Le mot « Alpha » fut craché comme une insulte, un rappel brutal de tout ce que Kellan méprisait chez lui. L'Alpha tenta de se redresser, de reprendre le contrôle, de trouver la force de répondre, mais les mots se dérobaient à lui. Comment pouvait-il affronter ce double coup de poignard ? D'un côté, la femme qu'il aimait l'avait trahi, et de l'autre, son plus proche allié l'avait trahi.
Freya, voyant qu'il restait figé dans son silence, éclata de rire. « Voilà, c'est ça ton Alpha ? Un loup silencieux, sans réponse, sans force ? »
Les paroles résonnèrent dans l'air comme une sentence. Autour d'eux, quelques membres de la meute s'étaient arrêtés, attirés par les voix et l'aura de tension qui s'émanait de la scène. Bientôt, une petite foule s'était formée, observant cette humiliation publique sans savoir comment réagir. Certains semblaient hésiter, d'autres chuchotaient entre eux, incapables de détourner les yeux de cette confrontation inattendue.
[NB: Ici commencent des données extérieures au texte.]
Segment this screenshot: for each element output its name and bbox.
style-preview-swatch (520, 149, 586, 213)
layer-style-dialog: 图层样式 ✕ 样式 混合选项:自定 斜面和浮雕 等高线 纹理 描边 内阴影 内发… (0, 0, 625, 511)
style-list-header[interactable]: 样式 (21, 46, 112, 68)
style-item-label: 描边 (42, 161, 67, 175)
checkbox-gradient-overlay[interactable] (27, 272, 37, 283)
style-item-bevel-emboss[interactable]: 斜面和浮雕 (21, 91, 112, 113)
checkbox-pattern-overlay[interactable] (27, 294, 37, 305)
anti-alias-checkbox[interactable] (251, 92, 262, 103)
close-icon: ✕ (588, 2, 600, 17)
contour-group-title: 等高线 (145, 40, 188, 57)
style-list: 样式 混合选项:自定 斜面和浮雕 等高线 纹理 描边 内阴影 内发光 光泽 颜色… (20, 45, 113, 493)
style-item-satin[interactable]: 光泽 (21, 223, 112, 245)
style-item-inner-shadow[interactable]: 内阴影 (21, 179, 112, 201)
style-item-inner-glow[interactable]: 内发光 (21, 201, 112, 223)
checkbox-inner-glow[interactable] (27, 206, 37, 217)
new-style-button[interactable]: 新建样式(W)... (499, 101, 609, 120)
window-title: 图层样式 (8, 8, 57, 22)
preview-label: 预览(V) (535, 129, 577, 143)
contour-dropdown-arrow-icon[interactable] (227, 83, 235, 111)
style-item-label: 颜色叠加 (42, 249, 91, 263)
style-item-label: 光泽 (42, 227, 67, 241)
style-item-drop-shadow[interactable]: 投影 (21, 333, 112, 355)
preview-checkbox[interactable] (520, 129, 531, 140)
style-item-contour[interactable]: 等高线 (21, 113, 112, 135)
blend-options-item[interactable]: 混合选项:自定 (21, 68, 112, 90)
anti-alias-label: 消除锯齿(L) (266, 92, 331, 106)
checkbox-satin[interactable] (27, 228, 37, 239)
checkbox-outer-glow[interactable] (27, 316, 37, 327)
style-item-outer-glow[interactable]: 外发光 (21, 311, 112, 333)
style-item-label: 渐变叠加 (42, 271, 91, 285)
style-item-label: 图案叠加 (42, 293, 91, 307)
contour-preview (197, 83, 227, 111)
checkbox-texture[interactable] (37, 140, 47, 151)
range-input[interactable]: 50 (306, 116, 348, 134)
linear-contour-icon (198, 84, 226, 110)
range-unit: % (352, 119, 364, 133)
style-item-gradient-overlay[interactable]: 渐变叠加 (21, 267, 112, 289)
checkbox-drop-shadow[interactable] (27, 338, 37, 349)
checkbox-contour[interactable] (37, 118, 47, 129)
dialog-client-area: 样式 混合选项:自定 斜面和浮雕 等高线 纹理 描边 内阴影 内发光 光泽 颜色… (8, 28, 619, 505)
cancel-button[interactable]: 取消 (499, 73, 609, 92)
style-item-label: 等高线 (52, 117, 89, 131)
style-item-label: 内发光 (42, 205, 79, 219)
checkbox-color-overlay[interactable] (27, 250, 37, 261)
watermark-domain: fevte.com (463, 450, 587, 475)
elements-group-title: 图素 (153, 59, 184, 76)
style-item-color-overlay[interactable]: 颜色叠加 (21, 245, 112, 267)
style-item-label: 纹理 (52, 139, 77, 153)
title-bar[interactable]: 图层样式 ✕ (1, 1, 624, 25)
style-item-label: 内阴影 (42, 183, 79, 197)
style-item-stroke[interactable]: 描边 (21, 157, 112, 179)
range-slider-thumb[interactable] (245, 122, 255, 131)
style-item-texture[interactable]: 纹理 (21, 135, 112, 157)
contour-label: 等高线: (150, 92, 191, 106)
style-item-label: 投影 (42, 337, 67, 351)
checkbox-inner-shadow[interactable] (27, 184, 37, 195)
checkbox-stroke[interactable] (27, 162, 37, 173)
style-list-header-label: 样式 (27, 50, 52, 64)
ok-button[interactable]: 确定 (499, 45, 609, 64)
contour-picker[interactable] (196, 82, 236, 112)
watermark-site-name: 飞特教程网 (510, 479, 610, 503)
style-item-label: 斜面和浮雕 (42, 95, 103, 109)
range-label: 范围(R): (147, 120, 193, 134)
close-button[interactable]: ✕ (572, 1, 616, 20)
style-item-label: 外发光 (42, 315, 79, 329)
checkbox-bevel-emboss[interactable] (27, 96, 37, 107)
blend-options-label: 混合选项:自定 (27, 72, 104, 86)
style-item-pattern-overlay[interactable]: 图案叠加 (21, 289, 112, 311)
L'Alpha sentait chaque regard sur lui, chaque murmure le perçait comme des flèches invisibles. Il devait faire quelque chose, dire quelque chose, montrer à la meute qu'il n'était pas aussi faible qu'ils le pensaient. Mais le poids de la trahison, de l'humiliation, de la douleur le paralysait, le clouait sur place.
Kellan, profitant de cet instant de faiblesse, leva la voix pour s'adresser à la meute rassemblée. « Est-ce vraiment l'Alpha que vous voulez suivre ? Un loup incapable de défendre son propre honneur, qui se laisse humilier sans même réagir ? Moi, je vous offrirais un avenir digne de notre meute. Un avenir fort, où les faibles ne sont pas tolérés. »
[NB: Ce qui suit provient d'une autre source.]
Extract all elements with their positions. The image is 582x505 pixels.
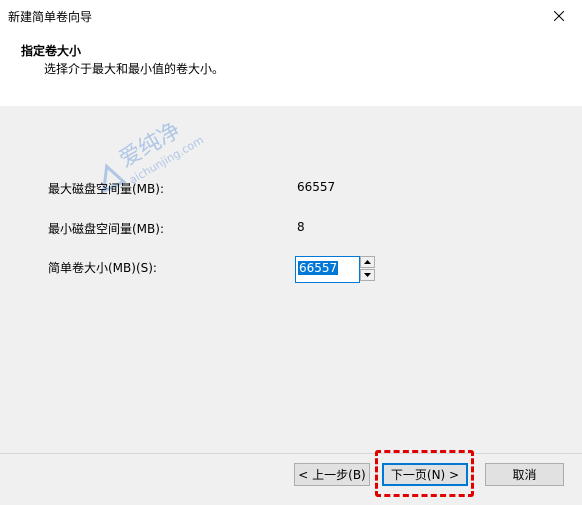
volume-size-stepper[interactable]: 66557 bbox=[295, 256, 376, 283]
volume-size-label: 简单卷大小(MB)(S): bbox=[48, 261, 157, 275]
close-button[interactable] bbox=[536, 0, 582, 32]
min-size-label: 最小磁盘空间量(MB): bbox=[48, 222, 164, 236]
volume-size-input[interactable]: 66557 bbox=[295, 256, 360, 283]
max-size-value: 66557 bbox=[297, 180, 336, 194]
close-icon bbox=[554, 11, 564, 21]
decrement-button[interactable] bbox=[360, 269, 375, 281]
chevron-up-icon bbox=[364, 260, 371, 264]
window-title: 新建简单卷向导 bbox=[8, 10, 93, 24]
title-bar: 新建简单卷向导 bbox=[0, 0, 582, 32]
page-title: 指定卷大小 bbox=[21, 44, 82, 58]
max-size-label: 最大磁盘空间量(MB): bbox=[48, 182, 164, 196]
cancel-button[interactable]: 取消 bbox=[485, 463, 564, 486]
min-size-value: 8 bbox=[297, 220, 305, 234]
increment-button[interactable] bbox=[360, 256, 375, 268]
volume-size-value: 66557 bbox=[298, 261, 339, 275]
wizard-header: 指定卷大小 选择介于最大和最小值的卷大小。 bbox=[0, 32, 582, 107]
page-subtitle: 选择介于最大和最小值的卷大小。 bbox=[44, 62, 225, 76]
back-button[interactable]: < 上一步(B) bbox=[294, 463, 370, 486]
next-button-highlight bbox=[375, 450, 474, 497]
chevron-down-icon bbox=[364, 273, 371, 277]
Les mots de Kellan enflammaient les esprits. Il savait parfaitement manipuler les émotions, jouer sur les doutes et les craintes de chacun. Petit à petit, certains membres de la meute acquiesçaient, d'autres échangeaient des regards, comme s'ils réalisaient soudain qu'une alternative à l'Alpha était possible. Le doute s'installait, glissant comme un poison dans les rangs.
Freya, toujours aux côtés de Kellan, jeta un dernier regard de mépris à l'Alpha avant de poser une main sur l'épaule de Kellan. Elle semblait rayonnante, comme si elle avait enfin trouvé sa place, sa vraie place, auprès d'un loup qu'elle considérait digne d'elle. « Tu n'as plus rien à faire ici, » lui murmura-t-elle assez fort pour que toute la meute entende. « Nous n'avons plus besoin d'un Alpha faible. »
Ces mots furent la goutte d'eau qui fit déborder le vase. La honte, le chagrin, la colère, tout cela fusionna en lui dans un torrent de ressentiments et de regrets. Mais au fond de ce tourbillon d'émotions, quelque chose d'autre émergea : une froide détermination, un désir de reprendre le contrôle, de restaurer son honneur. Il serra les poings, promettant intérieurement qu'il se relèverait, qu'il ferait payer à Kellan chaque insulte, chaque humiliation, et que Freya elle-même regretterait amèrement d'avoir piétiné son amour et sa confiance.
Alors qu'il s'éloignait, le regard fixé sur l'horizon, il sentit une lueur d'espoir naître au milieu de ses ténèbres. Il n'avait peut-être plus rien, mais il avait encore un héritage, une lignée, une fierté à restaurer. Plus jamais il ne se laisserait humilier ainsi.